Campaigners have accused a windfarm developer of attempting to “hoodwink” the public over its application to erect 300ft towers on picturesque Dava Moor.
A new photo-montage of the Cairn Duhie scheme has been created by Renewable Energy Systems (RES) as part of its application for 20 turbines on the site.
The computer image shows the development from the A939 Nairn-Tomintoul road, south of Ferness, with two of the 300ft turbines just visible behind trees.
However, the Cairn Duhie Action Group has branded the visualisation “ridiculous”.
Chairman Bill Evans said: “It appears that RES are attempting to hoodwink people into believing that the windfarm will become almost invisible from the road.”
The claim was “strongly refuted” by the company last night, with a spokeswoman insisting the image had been requested by council planners to show the view of the proposed scheme from a particular viewpoint.
However, the criticism is the latest in a series of controversies to hit the development, which has already attracted opposition from Moray Council, the Cairngorms National Park and the John Muir Trust.
Mr Evans added: “”It is ridiculous to suggest that 20 turbines each 300ft tall and as close as 100 yards from the road at places will simply disappear.
“In fact the wind farm will be the centre-piece of a curtain of steel that will embrace the Dava Moor and be visible for many miles in many directions.”
Moray Council objected to the development in February, with principal planning officer Angus Burnie saying it would be: “inappropriately sited and would have a significant adverse landscape and visual effect upon the Moray landscape”.
Dava Moor Way trustee Norman Thompson from Forres is also among the objectors.
He said: “The Dava Moor Way Association doesn’t have a view and has left it up to members to make their own minds up.
“I think I would be fair in saying though that the majority of people are against building a windfarm in such a prominent position.”

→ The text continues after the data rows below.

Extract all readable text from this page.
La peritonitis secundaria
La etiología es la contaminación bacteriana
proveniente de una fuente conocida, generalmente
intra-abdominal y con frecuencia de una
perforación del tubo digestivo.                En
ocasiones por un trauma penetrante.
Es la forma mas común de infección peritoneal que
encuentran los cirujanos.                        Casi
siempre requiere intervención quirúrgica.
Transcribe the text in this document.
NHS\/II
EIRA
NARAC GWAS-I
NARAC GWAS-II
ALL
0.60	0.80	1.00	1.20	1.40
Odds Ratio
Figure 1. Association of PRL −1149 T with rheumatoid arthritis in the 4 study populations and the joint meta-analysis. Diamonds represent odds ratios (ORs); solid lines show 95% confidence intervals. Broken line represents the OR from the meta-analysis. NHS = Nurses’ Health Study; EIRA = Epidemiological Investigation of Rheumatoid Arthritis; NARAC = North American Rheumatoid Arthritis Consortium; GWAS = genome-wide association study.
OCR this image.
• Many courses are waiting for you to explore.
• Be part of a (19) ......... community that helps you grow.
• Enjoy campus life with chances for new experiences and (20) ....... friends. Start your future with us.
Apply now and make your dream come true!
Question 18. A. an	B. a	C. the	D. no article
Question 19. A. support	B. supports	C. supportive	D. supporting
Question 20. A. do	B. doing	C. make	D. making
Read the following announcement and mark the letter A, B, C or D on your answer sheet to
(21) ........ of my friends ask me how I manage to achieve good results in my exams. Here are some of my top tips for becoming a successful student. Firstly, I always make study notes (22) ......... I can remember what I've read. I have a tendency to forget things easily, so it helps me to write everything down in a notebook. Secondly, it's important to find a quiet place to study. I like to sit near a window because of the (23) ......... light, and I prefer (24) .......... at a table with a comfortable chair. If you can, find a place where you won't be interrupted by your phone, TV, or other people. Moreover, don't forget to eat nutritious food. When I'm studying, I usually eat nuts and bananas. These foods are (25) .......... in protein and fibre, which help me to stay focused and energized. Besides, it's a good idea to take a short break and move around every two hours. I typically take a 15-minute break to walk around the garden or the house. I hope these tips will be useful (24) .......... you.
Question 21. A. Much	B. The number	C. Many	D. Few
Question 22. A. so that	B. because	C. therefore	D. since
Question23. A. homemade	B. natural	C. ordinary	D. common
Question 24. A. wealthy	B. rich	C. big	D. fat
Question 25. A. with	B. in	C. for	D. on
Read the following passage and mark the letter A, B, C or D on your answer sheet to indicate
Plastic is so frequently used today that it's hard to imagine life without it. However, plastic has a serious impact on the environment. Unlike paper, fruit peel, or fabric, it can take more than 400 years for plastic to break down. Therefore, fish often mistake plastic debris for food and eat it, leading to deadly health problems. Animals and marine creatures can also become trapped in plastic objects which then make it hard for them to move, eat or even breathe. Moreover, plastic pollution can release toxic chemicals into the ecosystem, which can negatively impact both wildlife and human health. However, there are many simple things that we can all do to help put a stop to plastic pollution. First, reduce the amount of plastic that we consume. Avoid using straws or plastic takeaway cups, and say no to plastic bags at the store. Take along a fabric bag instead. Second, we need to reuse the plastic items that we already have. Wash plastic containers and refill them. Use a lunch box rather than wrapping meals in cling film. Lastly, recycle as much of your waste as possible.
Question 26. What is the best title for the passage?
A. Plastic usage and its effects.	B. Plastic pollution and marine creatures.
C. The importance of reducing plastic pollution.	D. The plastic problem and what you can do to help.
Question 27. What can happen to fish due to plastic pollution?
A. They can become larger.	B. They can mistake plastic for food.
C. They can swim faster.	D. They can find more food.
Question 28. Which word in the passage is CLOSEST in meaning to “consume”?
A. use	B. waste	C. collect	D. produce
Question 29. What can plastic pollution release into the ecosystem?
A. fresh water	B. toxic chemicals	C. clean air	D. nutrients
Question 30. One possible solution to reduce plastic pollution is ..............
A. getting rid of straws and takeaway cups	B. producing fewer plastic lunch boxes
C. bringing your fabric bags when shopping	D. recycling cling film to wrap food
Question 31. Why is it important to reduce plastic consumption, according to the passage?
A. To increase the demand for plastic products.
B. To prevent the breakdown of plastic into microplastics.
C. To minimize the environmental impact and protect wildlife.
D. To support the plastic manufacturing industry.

The turbines would be within the Highland Council area but close to the Moray border.
Highland Council is expected to give its verdict on the application early next year, but a final decision will be taken by the Scottish Government.
The scheme has received more than 1,500 objections, with people concerned that the turbines could spoil the nature of the moor.
Nairn-based Cairn Duhie Action Group member Dick Ruane said the new images would do nothing to allay people’s concerns.
“It is absolute nonsense to show that one point from low down at the side of the road and say that’s representative of what it will look like,” he said.
“The point is that if you move 10 yards further down the road then the view would be totally different.”
The RES Renewables spokeswoman said the montage viewpoint had been selected by Highland Council as part of preparations for the authority’s deliberations on the application.
She added: “The additional viewpoint on the A939 south of Ferness and specific location was requested by the Highland Council and prepared in accordance with their visualisation standards.
“From this section of the road, the windfarm would be screened by the trees with only a small number of the turbines visible.
“RES is pleased that the Cairn Duhie Action Group has recognised that our approach to sensitively designing Cairn Duhie has ensured that the project is screened from certain points along the A939 but we strongly refute any claims of ‘attempting to hoodwink people’ as Cairn Duhie is visible from other parts of the road, which the visualisations submitted with our application clearly show.”